Sebelum ibu itu pindah ke bangku deretan depan kami, aku sempat lihat wallpaper handphonenya. Foto ia dan anaknya lagi wisuda. Di situ sih kelihatannya anaknya melempar tawa dengan tulus, sambil merangkul ibunya. Kuharap memang Mas Toro ini cuma sedang rungsing di kantor saja, ya.

Aku memutuskan turun di Superindo, akhirnya. Sampai di halte, ternyata angkot di depanku itu angkot tujuanku, Jak 30. Aku langsung berlari seadanya, tapi angkot itu ngga nunggu dan jalan seketika. Beberapa detik kemudian, ada Jak 30 lagi, tapi dia dari kanan jalan, yang memang kalau dia mau mepet ke kiri agak susah. Dia berhenti setelah halte, dan aku mengejarnya.

Sialnya, ada mobil yang mau keluar Superindo, dan aku memutuskan untuk lewat belakang mobil, bukan lewat moncong mobil. Setangah berlari aku ke angkot itu, dan aku ditinggal juga, ketika aku sudah sampai bokong angkot.

Aku refleks bilang, “anjing”. Dan aku bisa-bisanya menangis, setelahnya. Aku berjalan balik ke halte sambil menangis, dan mengutuk keadaan. Kenapa sih si bapak ngga nunggu sebentar lagi aja? Aku sebentar lagi sampai sana. Sialan! Mentang-mentang gratis dan fasilitas pemerintah!

Aku menangis tiba-tiba, rasanya dadaku panas, dan kepalaku berisik lagi. Aku ingin langsung cerita ke teman dekatku, menghujani chatbox kami dengan sumpah serapah. Tapi engga. Aku malah adu nasibku sama nasibnya — temanku satu itu.

Kepalaku berisik, sambil bilang….

“Emang dia pernah nunggu angkot terus ditinggal di depan mata? Emang dia pernah rebutan sama orang-orang pulang kerja yang ganasnya kayak setan? Dia aja bisa hari kerja ke perpusnas cari kedamaian, gue berkutat dengan pekerjaan yang ini-ini saja dan kecemasan ke klien, dan segala kecemasan lainnya.”

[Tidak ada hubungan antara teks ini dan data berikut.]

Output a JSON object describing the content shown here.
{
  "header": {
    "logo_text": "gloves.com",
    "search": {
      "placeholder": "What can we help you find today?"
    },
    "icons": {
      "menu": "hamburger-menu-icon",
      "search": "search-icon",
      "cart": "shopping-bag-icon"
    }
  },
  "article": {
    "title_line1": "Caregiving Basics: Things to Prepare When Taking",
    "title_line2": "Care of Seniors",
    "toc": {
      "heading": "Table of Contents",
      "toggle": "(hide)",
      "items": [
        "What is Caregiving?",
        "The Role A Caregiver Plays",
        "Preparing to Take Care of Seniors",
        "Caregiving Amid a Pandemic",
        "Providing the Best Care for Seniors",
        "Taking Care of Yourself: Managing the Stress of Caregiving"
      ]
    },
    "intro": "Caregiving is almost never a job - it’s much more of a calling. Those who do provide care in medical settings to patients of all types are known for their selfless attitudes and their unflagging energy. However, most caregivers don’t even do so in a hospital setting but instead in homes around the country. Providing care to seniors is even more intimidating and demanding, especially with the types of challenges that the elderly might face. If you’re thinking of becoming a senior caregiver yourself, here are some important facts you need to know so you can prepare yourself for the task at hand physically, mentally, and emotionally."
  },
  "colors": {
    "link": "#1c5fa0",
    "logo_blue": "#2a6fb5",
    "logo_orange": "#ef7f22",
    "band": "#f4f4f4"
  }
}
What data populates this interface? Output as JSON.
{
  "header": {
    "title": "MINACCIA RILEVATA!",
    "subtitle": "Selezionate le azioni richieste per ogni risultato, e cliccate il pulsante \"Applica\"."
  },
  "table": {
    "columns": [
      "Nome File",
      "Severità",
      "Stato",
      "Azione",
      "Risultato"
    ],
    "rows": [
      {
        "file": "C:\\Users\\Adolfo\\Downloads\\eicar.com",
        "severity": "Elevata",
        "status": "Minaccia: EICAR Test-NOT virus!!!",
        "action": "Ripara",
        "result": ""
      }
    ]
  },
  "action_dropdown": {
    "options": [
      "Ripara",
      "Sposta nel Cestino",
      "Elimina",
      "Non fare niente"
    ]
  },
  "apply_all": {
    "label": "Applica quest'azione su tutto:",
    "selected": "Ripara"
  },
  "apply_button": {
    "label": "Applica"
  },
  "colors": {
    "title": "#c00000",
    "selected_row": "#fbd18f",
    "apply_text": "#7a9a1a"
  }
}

“Kalau hujan di halte dekat rumah, dia bisa minta dijemput orang rumah. Kalau dia ngga ada duit, dia bisa mengandalkan papanya. Kalau dia kesal, dan butuh pelampiasan, dia bisa cari ketenangan atau cari ribut ke pacarnya yang green flag itu.”

“Gue sendirian, anjing! Survive di tanah orang dan jauh dari orang tua. Sendirian. Keadaan rumah juga tai, dan rumah ngga akan pernah bikin gue aman. Rumah bukan tempat pulang.”

Aku ngga jadi misuh-misuh ke temanku satu itu, aku malahan membayangkan rencana untuk ngga main lagi sama dia. Aku jadi sebal sama dia. Aku mau jauh-jauh saja darinya, dan memulai hidupku sendirian, tanpa siapapun. Aku ngga butuh orang lain.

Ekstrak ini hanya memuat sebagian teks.